The University of Maryland, with a $73,839 federal grant from the National Science Foundation, is about to establish a research center on structural problems ranging from leaky ceilings in homes to the kind of faults that resulted in the collapse of walkways at the Hyatt Regency Hotel in Kansas City.
"We hope to be able to save lives within a few years," said Donald W. Vannoy, associate professor of civil engineering and one of the center's co-directors. "We will be able to do this by having architects and engineers use our computer data base to help build buildings, bridges, roads and dams . . . with a minimum amount of structural dangers."
The proposed Architecture and Engineering Performance Center is expected to be used by design architects and engineers, liability insurers, lawyers on litigation cases involving collapsed structures and officials overseeing building codes and standards.
"Locally, the problems are often undramatic but extremely significant," said Frederick Krimgold, the NSF's project manager. "Water penetration in curtain walls, the nonstructural skin of a building, is causing a lot of problems here in homes. Water leaks account for a tremendous amount of economic loss, but they are not life-threatening."
Krimgold said computers will be able to track common denominators in curtain wall problems that "amount to a tremendous amount of legal actions against builders."
"We haven't looked into the full range of interrelationships between man and building, of which the structural failure is the most dramatic, especially when there is a loss of life," said John Loss, associate dean of the School of Architecture and the other co-director of the project. "Some [structural problems] are definitely understood, but for economic reasons, are not dealt with."

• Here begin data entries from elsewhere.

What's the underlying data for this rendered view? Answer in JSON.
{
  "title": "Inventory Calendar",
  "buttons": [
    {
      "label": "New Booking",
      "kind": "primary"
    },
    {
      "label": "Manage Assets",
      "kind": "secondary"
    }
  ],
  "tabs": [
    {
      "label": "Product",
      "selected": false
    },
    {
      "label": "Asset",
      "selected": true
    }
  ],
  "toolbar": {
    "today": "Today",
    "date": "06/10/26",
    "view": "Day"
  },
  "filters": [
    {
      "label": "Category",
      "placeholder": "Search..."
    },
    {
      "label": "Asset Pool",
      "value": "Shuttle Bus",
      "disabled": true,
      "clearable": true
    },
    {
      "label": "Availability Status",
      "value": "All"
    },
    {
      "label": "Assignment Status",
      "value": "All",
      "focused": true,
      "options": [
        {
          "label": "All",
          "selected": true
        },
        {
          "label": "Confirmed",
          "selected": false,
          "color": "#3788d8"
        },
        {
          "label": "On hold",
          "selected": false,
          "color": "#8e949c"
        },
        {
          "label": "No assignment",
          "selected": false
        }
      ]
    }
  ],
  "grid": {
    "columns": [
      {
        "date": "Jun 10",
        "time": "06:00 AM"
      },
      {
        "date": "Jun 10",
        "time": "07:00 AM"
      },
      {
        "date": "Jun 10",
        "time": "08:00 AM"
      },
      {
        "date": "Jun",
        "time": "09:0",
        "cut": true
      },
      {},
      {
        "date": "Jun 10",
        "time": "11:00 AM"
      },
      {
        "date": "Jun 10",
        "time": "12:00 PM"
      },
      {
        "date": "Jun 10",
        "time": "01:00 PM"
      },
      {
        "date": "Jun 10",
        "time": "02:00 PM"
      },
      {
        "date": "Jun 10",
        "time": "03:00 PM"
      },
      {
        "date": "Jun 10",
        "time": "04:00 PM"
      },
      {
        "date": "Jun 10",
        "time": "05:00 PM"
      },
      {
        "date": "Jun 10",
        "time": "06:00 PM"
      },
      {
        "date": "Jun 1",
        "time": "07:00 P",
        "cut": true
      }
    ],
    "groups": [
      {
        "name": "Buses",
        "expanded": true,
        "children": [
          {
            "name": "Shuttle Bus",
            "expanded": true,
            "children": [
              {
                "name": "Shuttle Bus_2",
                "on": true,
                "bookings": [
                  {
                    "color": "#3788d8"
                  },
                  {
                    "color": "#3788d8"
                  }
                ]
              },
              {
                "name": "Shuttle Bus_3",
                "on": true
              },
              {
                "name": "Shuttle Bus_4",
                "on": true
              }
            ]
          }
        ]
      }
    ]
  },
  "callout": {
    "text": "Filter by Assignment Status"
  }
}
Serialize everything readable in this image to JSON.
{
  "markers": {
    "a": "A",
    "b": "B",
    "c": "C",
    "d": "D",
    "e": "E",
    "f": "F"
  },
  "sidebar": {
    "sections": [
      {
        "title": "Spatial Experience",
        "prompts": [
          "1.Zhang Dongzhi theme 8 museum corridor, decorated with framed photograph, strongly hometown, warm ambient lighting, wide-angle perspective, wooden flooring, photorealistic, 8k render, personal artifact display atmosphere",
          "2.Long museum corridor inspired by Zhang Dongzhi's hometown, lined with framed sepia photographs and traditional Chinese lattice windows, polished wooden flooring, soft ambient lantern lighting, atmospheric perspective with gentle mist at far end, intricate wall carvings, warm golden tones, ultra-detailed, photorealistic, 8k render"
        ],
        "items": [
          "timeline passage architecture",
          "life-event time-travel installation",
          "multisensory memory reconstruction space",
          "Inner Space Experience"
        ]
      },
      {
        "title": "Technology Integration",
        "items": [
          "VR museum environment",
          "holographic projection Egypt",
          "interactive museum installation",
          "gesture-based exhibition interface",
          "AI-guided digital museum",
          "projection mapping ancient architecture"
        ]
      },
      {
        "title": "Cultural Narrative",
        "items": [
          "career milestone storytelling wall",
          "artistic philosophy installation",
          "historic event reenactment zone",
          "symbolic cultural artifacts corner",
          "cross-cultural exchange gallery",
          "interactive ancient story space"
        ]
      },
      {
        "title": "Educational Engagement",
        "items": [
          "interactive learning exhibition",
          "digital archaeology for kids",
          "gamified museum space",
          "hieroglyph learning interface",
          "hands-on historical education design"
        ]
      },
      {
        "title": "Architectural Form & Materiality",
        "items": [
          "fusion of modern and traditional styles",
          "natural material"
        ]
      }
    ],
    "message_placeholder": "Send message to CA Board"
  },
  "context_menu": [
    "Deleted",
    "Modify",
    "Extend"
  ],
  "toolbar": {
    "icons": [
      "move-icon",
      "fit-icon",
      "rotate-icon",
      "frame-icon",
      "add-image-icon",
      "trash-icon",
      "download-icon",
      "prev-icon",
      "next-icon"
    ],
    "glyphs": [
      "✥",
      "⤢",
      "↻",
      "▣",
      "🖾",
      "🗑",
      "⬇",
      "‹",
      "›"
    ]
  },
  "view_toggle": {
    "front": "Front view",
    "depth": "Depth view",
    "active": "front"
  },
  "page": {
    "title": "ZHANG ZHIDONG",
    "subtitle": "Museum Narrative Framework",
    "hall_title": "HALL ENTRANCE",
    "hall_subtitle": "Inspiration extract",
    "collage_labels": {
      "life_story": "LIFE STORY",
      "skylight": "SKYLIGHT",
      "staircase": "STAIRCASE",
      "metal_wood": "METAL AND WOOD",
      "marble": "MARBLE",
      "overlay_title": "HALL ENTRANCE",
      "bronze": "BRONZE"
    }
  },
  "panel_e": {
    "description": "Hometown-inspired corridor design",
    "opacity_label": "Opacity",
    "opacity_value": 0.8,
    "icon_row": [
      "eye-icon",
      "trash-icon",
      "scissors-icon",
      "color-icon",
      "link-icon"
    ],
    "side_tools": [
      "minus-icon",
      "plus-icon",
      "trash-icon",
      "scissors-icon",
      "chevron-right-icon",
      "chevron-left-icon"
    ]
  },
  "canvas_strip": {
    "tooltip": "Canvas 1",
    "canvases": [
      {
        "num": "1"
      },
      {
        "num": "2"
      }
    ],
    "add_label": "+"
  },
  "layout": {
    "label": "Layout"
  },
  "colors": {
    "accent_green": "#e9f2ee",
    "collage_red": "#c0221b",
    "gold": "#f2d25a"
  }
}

Paul Jalecki of Victor O. Schinnerer Co., a Washington-based insurance underwriter, said: "Right now, this has been a problem accentuated by exploding technology in new products -- especially in roofing products," which allow water to enter buildings.
Schinnerer is among those contributing claim documents to the data base because the insurance industry probably will use the system to evaluate premiums and give a break to those using the safest construction techniques, Jalecki said.
The computer system also will draw on information supplied by the American Institute of Architects, the American Society of Civil Engineers, the Federal Highway Administration and government agencies in Canada, Switzerland, Italy and the United Kingdom.
Vannoy said he believes the data bank could have forewarned architects of design flaws which led to such structural disasters as the fall of the Hyatt walkways, the bursting of the Teton Dam in 1976 and the collaspe of an 80-foot-wide, 24-floor section of Skyline Plaza North in Baileys Crossroads when it was being constructed in 1973. Fourteen construction workers were killed in that Fairfarx County accident.
Krimgold said that another "clearly avoidable" problem is the "$40 million refurbishing of the roof of the Kennedy Center that was necessary because it drained backwards, causing the ceiling to fall down." Krimgold said attention usually is focused on building structures when there is a catastrophe, "but there may be a more significant problem that only kills one or two people at a time.
"In engineering, we learn much more from our mistakes than our successes. There is a tremendous amount of information in each of these failure situations that we can use to advance our knowledge," Krimgold said. Previous attempts to document structural deficiencies have been tied to isolated incidents or handicapped by poor record-keeping, according to the NSF.
"Too often it is only the dramatic cases of total building collapse which receive attention," Loss said.
Rep. Albert Gore Jr. (D-Tenn.), who recently conducted congressional hearings on structural failures, plans to introduce legislation that would establish a new federal agency charged with studying building failures and suggesting preventive measures. Jalecki said that task should be left to others, such as the University of Maryland.